What Marketers Need to Know About the FCC’s Recent TCPA Ruling

On July 10, 2015, the Federal Communications Commission (“FCC”) issued a Declaratory Ruling and Order (“Declaratory Ruling”) in response to 21 separate requests seeking clarification or other action on the Telephone Consumer Protection Act (“TCPA”). The Declaratory Ruling has implications for any entity that utilizes wireless phone numbers for contacting consumers. The most relevant highlights of the Declaratory Ruling are described below.

The TCPA makes it unlawful to make any call (other than a call made for emergency purposes or made with the prior express consent of the called party) using any automatic telephone dialing system (“ATDS”) or an artificial or prerecorded voice to any telephone number assigned to a cellular telephone service, or any service for which the called party is charged for the call.

First, just to clarify, this is not a “new federal law.” This Declaratory Ruling was issued by the FCC in response to requests seeking clarification on the TCPA.

1. The Ruling expands the meaning of ATDS (or “autodialer”) and requires a case-by-case determination of their inclusion within the reach of the TCPA.

The FCC does not distinguish between calls to wireless telephone numbers made by predicative dialers and calls made “when the equipment operates independently of such lists and software packages.” Recognizing the developments in technology, the FCC stated that an ATDS is defined by the basic capacity to dial numbers without human intervention.” “Capacity” does not exempt equipment that lacks the “present ability” to dial randomly or sequentially. Rejecting definitions that fit “only a narrow set of circumstances” in favor of broad definitions which reflect a legislative intent to accommodate the full range of telephone services and telemarketing practices,” the FCC believes that the TCPA covers capacity of a current configuration and potential functionalities.

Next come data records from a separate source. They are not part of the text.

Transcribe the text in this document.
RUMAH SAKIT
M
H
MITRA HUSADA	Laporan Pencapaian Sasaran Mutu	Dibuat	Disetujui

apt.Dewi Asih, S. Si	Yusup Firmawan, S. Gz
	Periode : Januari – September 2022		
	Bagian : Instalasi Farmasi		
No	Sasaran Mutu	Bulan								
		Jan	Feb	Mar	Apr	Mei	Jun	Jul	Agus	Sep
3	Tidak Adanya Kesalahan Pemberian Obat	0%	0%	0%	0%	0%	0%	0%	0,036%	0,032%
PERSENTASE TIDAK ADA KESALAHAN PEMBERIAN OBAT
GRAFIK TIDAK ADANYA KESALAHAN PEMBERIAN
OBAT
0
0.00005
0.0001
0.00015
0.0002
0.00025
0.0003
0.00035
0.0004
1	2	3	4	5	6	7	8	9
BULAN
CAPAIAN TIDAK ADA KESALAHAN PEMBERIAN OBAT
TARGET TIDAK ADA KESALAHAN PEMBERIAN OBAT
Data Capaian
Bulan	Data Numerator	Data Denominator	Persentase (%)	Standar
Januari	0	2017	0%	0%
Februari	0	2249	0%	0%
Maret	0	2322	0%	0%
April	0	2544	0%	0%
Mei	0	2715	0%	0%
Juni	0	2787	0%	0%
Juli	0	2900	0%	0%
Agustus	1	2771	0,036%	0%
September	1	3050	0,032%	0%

As a result, the Ruling does not specify the “exact contours” of an autodialer. Therefore, there is no hard-and-fast rule to enable a business to easily determine compliance risks under the TCPA. The bigger – and still unresolved – questions is whether dialing systems that require human intervention are or are not autodialers. In fact, the FCC expressly rejected a request to adopt “human intervention” as the test to identify whether a dialer is an autodialer. Still open is the question of whether human intervention that will take equipment outside the scope of the autodialer definition.

2. The Ruling clarified issues related to calling “reassigned” wireless numbers: a “called party” is “the [current] subscriber, i.e., the consumer assigned the telephone number dialed and billed for the call, or the non-subscriber customary user of a telephone number included in a family or business calling plan” as opposed to the “intended recipient” or “intended called party.”

This is really about “consent” of the called party to receive a call/text message. Voluntarily providing a cell number has previously been held to constitute initial consent from the current subscriber or non-subscriber customary user of the phone, as of the time the call is made.

In the case of a number being reassigned, the FCC recognized that a service using an ATDS may not have actual knowledge that the number has been assigned. To address this, the Ruling provides that, so long as a caller does not have actual knowledge that the number has been reassigned, it may make one call to a reassigned number without liability. Note that the FCC stated that simply by placing a call to a reassigned wireless number, the caller has constructive notice that the number has been reassigned, and can incur TCPA liability for every non-compliant call placed thereafter. This conclusion was criticized by the two dissents who asserted that the one call standard would require callers “to do the impossible” (discern whether a number has been reassigned from a single call, without more).

2. The FCC reiterated that a called party may revoke consent at any time and through any reasonable means, and callers may not limit the manner in which revocation may occur. IV. Exceptions for Pro-Consumer Messages About Time-Sensitive Financial and Healthcare Issues

4. A one-time text immediately sent in response to a consumer’s request for information, such as a coupon to apply to an offer, does not violate the TCPA, however the Ruling casts doubt on whether Prior Express Written Consent can be established on the basis of a text opt-in response to an advertisement that contains the TCPA required disclosures.

Given the guidance and ambiguities from the FCC’s Declaratory Ruling, now would be a good time for marketing firms to review their phone and text message marketing polices:

  1. Review policies around the collection and use of phone numbers provided by consumers;
  1. Ensure that the processes for collecting phone numbers distinguishes between wireless and residential numbers, and have opt-out provisions in place to ensure that users of reassigned numbers are not wrongfully contacted;
  1. Review wireless number lists for currency and accuracy; and
  1. Review and assess messaging and marketing programs and vendors.